Davol, Inc, a subsidiary of CR Bard, notified US customers of the recall by letter on December 27, 2005, sent by Federal Express. According to Bard, at that time, the company had sold approximately 32,000 units worldwide since 2002, and the three product codes involved generated sales of approximately $11 million in 2005.
The Kugel Mesh Patch is used to repair ventral hernias caused by thinning or stretching of scar tissue that forms after surgery.
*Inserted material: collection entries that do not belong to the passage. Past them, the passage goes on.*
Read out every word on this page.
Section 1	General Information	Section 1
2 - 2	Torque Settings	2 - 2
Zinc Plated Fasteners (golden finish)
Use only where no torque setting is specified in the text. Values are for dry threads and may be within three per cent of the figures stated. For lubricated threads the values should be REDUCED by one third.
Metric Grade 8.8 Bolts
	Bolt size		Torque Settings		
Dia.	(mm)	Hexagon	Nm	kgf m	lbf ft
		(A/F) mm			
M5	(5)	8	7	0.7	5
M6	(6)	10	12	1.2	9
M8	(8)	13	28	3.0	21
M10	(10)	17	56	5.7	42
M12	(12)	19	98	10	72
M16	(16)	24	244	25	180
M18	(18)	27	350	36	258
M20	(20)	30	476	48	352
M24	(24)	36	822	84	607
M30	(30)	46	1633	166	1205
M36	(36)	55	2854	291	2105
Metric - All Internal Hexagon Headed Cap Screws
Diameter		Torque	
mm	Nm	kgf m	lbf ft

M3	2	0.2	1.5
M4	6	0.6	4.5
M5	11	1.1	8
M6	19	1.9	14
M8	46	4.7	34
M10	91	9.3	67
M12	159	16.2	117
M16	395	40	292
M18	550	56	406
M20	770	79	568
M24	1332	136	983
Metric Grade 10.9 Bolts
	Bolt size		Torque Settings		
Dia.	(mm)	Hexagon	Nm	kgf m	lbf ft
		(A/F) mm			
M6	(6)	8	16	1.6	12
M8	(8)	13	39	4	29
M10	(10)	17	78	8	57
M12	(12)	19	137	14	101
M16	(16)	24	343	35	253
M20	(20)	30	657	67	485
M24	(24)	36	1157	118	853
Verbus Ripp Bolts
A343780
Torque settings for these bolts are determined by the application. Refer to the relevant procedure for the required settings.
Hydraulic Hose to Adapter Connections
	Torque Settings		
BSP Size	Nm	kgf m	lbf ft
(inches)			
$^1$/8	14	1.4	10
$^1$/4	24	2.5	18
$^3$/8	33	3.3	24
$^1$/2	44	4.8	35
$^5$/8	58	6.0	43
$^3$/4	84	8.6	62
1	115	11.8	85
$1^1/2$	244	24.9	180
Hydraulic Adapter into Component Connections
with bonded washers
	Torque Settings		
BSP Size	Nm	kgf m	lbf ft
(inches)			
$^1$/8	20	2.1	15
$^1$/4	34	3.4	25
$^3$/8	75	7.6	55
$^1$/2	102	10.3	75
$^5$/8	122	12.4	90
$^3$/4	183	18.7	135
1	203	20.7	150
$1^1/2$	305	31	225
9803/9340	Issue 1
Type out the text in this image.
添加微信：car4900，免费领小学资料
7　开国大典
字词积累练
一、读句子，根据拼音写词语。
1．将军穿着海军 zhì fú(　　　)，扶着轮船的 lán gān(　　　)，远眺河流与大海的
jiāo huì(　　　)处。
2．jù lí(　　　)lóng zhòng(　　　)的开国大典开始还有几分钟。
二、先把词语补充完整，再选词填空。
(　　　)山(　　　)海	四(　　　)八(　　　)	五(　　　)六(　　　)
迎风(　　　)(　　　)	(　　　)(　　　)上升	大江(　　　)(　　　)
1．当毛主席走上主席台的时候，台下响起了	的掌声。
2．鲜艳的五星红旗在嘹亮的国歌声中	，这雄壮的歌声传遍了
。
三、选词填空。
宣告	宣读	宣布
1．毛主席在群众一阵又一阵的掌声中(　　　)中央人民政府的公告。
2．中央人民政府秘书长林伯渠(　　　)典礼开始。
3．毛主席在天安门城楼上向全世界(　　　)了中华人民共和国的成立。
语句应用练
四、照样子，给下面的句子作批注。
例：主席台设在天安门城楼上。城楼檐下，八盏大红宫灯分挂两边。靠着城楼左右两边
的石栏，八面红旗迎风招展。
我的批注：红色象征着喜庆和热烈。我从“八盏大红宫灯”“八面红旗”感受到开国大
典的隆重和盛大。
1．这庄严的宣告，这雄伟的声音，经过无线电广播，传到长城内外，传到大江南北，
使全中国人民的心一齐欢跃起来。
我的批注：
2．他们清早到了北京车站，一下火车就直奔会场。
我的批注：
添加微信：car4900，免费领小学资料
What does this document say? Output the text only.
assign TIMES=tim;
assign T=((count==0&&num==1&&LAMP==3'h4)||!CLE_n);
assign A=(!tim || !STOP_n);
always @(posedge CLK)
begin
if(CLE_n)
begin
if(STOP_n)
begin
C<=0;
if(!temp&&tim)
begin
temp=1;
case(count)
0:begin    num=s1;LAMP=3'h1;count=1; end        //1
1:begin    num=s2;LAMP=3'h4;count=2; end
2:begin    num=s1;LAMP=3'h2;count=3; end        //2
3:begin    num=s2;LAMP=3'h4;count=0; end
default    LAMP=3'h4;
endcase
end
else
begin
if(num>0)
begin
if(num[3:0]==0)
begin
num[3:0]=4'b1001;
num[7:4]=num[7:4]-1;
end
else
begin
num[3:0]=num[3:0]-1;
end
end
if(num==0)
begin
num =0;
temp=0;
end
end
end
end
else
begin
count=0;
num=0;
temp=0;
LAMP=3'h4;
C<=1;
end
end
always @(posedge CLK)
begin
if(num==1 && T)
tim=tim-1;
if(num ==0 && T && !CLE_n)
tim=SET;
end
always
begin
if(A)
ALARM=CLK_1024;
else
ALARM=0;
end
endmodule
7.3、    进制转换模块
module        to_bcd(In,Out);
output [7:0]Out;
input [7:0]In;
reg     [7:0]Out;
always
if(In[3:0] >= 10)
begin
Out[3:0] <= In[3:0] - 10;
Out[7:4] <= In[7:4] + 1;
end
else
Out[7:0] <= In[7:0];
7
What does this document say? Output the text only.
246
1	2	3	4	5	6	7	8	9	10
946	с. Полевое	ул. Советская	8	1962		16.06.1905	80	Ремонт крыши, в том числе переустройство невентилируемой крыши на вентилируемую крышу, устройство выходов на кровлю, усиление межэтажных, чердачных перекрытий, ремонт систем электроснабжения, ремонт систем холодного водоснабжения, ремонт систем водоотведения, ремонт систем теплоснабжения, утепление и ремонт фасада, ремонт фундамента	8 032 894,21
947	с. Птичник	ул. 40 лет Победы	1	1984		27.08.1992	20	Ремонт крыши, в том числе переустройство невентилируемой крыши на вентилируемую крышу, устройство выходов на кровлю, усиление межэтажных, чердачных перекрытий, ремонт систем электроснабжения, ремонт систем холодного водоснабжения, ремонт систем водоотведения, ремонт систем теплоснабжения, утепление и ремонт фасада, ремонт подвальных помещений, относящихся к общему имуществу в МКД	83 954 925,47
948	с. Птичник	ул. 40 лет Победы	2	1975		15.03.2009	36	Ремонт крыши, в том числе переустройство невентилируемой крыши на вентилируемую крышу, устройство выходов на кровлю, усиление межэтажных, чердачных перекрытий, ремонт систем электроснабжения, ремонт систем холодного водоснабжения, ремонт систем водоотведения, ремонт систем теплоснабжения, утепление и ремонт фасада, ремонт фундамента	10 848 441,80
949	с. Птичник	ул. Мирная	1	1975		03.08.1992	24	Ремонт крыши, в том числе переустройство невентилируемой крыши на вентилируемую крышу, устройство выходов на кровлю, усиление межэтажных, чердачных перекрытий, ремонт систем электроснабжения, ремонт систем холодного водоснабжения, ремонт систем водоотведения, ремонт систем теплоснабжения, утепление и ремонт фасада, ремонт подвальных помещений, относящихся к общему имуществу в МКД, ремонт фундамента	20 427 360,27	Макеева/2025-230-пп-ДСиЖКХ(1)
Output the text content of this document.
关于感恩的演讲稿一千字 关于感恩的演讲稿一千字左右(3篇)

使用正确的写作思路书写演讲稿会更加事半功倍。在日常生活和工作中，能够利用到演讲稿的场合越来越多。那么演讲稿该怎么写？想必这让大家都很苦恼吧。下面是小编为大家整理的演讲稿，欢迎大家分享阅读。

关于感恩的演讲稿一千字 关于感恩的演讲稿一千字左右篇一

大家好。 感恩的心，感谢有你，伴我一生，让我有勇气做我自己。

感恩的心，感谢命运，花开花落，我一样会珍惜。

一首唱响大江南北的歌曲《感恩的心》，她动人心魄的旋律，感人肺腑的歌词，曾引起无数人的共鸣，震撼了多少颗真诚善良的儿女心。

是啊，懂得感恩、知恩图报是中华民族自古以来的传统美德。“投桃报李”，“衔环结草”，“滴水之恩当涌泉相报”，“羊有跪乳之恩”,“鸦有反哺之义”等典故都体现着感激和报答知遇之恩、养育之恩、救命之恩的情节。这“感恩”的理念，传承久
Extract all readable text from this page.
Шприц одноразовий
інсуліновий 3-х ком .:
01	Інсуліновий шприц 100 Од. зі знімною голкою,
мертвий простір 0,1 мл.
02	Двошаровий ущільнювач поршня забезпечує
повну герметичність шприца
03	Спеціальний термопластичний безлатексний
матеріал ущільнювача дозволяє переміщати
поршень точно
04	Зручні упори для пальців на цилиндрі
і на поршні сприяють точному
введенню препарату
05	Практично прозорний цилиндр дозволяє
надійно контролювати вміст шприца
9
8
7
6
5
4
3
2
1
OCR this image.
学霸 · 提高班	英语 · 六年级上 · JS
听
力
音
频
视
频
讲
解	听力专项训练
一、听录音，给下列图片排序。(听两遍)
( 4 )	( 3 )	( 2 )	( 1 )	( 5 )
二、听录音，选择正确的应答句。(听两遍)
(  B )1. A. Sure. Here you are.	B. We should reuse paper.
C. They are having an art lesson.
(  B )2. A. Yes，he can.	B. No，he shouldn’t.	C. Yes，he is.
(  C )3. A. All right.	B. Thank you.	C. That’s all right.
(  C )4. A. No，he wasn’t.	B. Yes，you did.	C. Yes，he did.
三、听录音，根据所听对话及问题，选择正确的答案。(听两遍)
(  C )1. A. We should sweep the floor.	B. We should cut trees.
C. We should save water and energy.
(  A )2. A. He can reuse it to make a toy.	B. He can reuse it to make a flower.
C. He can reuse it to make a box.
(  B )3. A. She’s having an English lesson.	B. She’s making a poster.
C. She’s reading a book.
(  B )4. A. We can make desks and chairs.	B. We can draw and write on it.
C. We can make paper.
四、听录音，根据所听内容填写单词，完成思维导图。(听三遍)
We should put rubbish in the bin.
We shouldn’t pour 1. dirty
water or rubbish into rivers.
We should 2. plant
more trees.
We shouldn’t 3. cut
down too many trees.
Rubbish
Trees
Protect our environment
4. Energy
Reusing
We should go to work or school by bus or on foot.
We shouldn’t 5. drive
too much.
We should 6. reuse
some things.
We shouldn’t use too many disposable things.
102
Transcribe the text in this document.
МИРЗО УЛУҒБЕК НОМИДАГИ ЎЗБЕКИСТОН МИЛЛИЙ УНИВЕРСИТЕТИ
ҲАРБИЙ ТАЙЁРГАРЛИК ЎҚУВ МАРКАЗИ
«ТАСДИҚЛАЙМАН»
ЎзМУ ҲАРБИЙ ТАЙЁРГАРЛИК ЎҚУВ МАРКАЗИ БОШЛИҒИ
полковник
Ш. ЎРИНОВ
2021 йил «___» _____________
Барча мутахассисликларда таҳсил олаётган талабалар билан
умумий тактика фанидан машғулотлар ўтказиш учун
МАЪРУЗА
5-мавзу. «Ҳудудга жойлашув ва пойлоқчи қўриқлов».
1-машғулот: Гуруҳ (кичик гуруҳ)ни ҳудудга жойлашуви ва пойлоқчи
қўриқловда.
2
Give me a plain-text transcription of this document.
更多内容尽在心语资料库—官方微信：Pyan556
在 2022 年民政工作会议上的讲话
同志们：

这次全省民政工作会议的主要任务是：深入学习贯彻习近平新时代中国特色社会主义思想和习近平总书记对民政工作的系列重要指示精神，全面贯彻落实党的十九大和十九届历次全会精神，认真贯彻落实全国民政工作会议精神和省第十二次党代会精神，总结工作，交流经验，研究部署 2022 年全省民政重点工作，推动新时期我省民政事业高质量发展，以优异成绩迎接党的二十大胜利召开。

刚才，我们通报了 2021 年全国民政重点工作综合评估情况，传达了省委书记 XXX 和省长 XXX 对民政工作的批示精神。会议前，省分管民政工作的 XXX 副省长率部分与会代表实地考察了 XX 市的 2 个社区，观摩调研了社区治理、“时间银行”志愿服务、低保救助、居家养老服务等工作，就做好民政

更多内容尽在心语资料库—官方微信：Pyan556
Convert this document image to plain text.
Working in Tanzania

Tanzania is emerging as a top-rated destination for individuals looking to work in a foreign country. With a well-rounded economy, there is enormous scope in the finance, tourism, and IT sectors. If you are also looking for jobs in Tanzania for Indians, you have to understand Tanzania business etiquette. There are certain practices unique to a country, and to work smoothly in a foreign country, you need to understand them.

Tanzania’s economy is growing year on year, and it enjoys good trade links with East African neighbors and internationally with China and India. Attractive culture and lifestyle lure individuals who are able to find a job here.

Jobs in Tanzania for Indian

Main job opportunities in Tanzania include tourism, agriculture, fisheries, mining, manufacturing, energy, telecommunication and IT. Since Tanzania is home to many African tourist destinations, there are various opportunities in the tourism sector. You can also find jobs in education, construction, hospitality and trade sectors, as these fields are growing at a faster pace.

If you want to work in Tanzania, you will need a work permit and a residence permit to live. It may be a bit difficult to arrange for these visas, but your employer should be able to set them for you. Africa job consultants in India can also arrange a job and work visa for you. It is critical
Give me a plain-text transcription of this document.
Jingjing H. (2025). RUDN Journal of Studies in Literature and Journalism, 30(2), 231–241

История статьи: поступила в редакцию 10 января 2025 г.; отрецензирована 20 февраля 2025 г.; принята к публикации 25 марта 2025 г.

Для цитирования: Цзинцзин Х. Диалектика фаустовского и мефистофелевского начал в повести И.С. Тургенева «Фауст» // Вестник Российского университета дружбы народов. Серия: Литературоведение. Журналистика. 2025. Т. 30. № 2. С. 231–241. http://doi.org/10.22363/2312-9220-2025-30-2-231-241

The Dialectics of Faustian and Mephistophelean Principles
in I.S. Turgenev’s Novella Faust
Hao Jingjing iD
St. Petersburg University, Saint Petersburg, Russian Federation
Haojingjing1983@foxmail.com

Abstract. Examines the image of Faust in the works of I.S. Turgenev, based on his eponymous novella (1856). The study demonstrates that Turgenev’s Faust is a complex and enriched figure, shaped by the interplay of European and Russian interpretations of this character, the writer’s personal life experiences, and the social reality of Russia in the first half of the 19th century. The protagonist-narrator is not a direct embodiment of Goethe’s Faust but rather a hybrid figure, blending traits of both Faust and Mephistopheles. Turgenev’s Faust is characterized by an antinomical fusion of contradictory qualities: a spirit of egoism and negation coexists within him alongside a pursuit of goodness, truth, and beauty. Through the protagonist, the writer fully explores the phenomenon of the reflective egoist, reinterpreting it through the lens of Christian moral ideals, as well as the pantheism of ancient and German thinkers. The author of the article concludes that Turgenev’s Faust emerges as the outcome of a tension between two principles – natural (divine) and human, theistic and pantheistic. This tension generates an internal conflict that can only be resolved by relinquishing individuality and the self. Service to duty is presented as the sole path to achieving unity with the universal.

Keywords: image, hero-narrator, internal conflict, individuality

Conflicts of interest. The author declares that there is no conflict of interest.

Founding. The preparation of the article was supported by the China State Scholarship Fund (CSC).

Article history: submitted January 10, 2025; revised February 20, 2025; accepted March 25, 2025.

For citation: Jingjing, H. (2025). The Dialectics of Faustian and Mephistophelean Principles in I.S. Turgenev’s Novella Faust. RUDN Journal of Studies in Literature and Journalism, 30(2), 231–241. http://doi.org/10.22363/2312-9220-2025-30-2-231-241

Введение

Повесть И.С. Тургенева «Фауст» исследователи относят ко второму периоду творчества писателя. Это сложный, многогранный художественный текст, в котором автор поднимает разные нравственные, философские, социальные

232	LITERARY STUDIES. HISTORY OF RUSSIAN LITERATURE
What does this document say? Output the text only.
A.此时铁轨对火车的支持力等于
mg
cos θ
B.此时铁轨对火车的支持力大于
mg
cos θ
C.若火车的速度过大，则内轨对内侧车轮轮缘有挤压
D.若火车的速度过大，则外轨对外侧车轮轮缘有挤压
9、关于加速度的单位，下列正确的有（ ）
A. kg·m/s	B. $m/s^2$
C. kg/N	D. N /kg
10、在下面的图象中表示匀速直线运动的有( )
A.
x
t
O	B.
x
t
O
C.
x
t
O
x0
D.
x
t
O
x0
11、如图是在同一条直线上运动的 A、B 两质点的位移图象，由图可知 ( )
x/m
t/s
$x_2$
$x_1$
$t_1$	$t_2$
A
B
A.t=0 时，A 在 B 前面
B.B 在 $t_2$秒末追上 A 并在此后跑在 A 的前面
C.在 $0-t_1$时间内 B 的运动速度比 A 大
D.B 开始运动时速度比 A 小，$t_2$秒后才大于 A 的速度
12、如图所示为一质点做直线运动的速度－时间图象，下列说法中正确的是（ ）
The patch is placed behind the hernia defect through a small incision and then held open by a "memory recoil ring" that allows the patch to be folded for insertion and later spring open and lay flat once it is in place.
The FDA reports that the reason for the recall is that the memory recoil ring can break and lead to bowel perforations and chronic intestinal fistulae, causing abnormal connections or passageways between the intestines and other organs.
The Bard Composix Kugel Mesh X-Large Patch recalls include the following lot numbers:
- 41XMXXXX - M = 2002
- 41XNXXXX - N = 2003
- 43XMXXXX - M = 2002
- 43XNXXXX - N = 2003
- 43XOXXXX - O = 2004
- 43XPXXXX - P = 2005
In a March 24, 2006 letter to Hospital Administrators, marked "Urgent," Bard said, Davol, is "expanding the Class I Recall of the Extra Large sizes of its Bard® Composix® Kugel Patch to include certain lots of Bard® Composix® Kugel Large Oval and Large Circle Products and all lots of the Oval product, intended for ventral hernia repair."
In a letter to distributors of the device, Bard noted that the updated recall includes lots manufactured prior to and including December of 2003, and warned that there "is a risk that the welds could break under the stress placed on the large sized products during placement, which could lead to potential patient complications such as abdominal pain, bowel perforation or chronic enteric fistulas."
In a March 24, 2006 letter to surgeons, Bard stated: "Immediately discontinue use of the specific product codes and lot numbers listed below."
"Additionally," the letter said, "please immediately distribute copies of this Important Patient Management Information to clinicians who may have implanted, or who may be managing patients already implanted with one of these products under voluntary recall."
Through March 10, 2006, at the time of the latest recall, the company said a total of 31 ring breaks were reported and 20 involved patient injury, including 11 cases where the broken ring migrated into or through the patient's abdominal wall, with infection in 2 cases; 1 case where the ring migrated into the vagina; 7 cases of bowel perforation; 1 case of bowel obstruction; and 1 death where the patient developed septic shock, consumptive coagulopathy and acute myocardial infarction after surgery to repair small and large bowel fistulas caused by perforation from the broken ring.
According to the company's August 2006 SEC filing, following the recall, the FDA also conducted a follow-up inspection and issued the company an FDA Form-483 identifying certain observations.
"The company," the filing states, "is in the process of addressing these observations and cannot give any assurances that the FDA will be satisfied with the company's response."
For patients implanted with the potentially harmful devices, the FDA recommends seeking immediate medical attention if they "experience symptoms that could be associated with ring breakage such as unexplained or persistent abdominal pain, fever, tenderness at the implant site or other unusual symptoms."